1 Participatory MCLE Credits
Indigenous Californians serve an important role as stewards of the land and legal trustees. This event will explore those connections in case studies and case law developments. Professor Beth Rose Middleton Manning will discuss her scholarship on the role that indigenous Californians have served as land stewards, with a focus on the indigenous communities in Northern California. Professor David Sandino will discuss case law developments on tribal water rights in California. This event is part of a series of discussions exploring the public trust in California.
CLA Member Price – $55.00
Non-CLA Member Price – $75.00
Law Student – $10.00
Speakers: Elisabeth Rose Middleton Manning and David Sandino
Moderator: Sara Dudley, Dudley
Elisabeth Rose Middleton Manning
Dr. Beth Rose Middleton Manning is a professor of Native American studies at the University of California, Davis. Dr. Manning’s holds a Ph.D in Environmental Science, Policy, and Management from the University of California at Berkeley. Dr. Manning’s research centers on Native environmental policy and Native activism for site protection using conservation tools. Her broader research interests include rural environmental justice, indigenous analysis of climate change and Afro-indigeneity. She is the author of Trust in the Land: New Directions in Tribal Conservation called a which examines new and innovative ideas concerning Native land conservancies, providing advice on land trusts, collaborations, and conservation groups. Her second work, Upstream: Trust Lands and Power on the Feather River has been termed a “must read for wilderness advocates.” Upstream documents the significance of the Allotment Era to a long and ongoing history of cultural and community disruption. It also details Indigenous resistance to both hydropower and disruptive conservation efforts. With a focus on northeastern California, this book highlights points of intervention to increase justice for Indigenous peoples in contemporary natural resource policy making. A frequent lecturer, her work has been frequently cited and was recently featured in the West Coast Water Justice podcast.

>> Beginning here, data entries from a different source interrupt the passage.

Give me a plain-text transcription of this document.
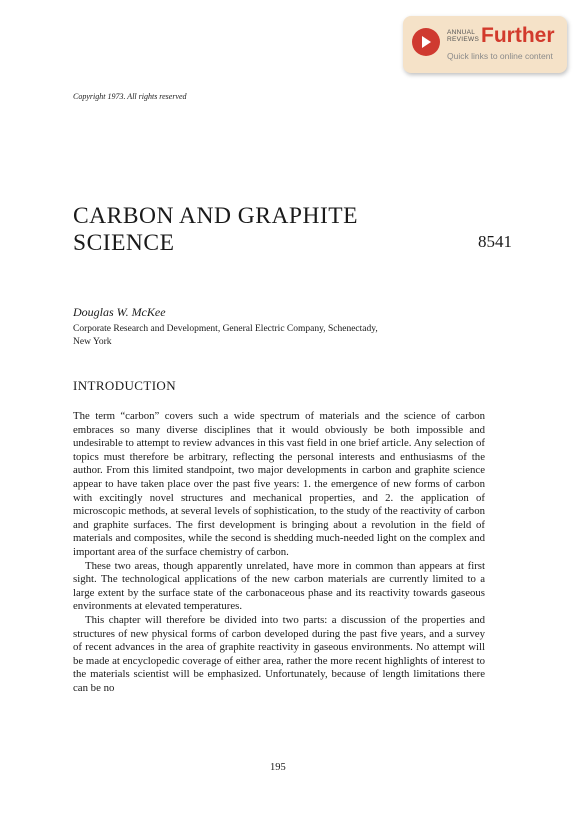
ANNUAL
REVIEWS Further
Quick links to online content
Copyright 1973. All rights reserved
CARBON AND GRAPHITE
SCIENCE	8541
Douglas W. McKee
Corporate Research and Development, General Electric Company, Schenectady,
New York
INTRODUCTION

The term “carbon” covers such a wide spectrum of materials and the science of carbon embraces so many diverse disciplines that it would obviously be both impossible and undesirable to attempt to review advances in this vast field in one brief article. Any selection of topics must therefore be arbitrary, reflecting the personal interests and enthusiasms of the author. From this limited standpoint, two major developments in carbon and graphite science appear to have taken place over the past five years: 1. the emergence of new forms of carbon with excitingly novel structures and mechanical properties, and 2. the application of microscopic methods, at several levels of sophistication, to the study of the reactivity of carbon and graphite surfaces. The first development is bringing about a revolution in the field of materials and composites, while the second is shedding much-needed light on the complex and important area of the surface chemistry of carbon.

These two areas, though apparently unrelated, have more in common than appears at first sight. The technological applications of the new carbon materials are currently limited to a large extent by the surface state of the carbonaceous phase and its reactivity towards gaseous environments at elevated temperatures.

This chapter will therefore be divided into two parts: a discussion of the properties and structures of new physical forms of carbon developed during the past five years, and a survey of recent advances in the area of graphite reactivity in gaseous environments. No attempt will be made at encyclopedic coverage of either area, rather the more recent highlights of interest to the materials scientist will be emphasized. Unfortunately, because of length limitations there can be no

195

David Sandino served as Chief Counsel for the California Department of Water Resources under an appointment by Government Arnold Schwarzenegger and currently serves as senior staff counsel. He has worked on Tribal, water, environmental, and energy issues during his thirty-year public service career. Among his duties, he worked on DWR’s AB 52 Tribal consultation policies for new water projects, developed Tribal engagement strategies for reserved groundwater rights, and assisted the Klamath River Compact Commission on issues relating to reserved water rights and the public trust. His academic career has centered on teaching water courses, including at UC Santa Barbara Bren School of Environmental Science and Management, where he teaches Tribal Water Law and Policy, Santa Clara University School of Law, and University of Nevada, Las Vegas, Boyd School of Law. He received a Fulbright Fellowship to teach in Russia, where he taught international environmental law.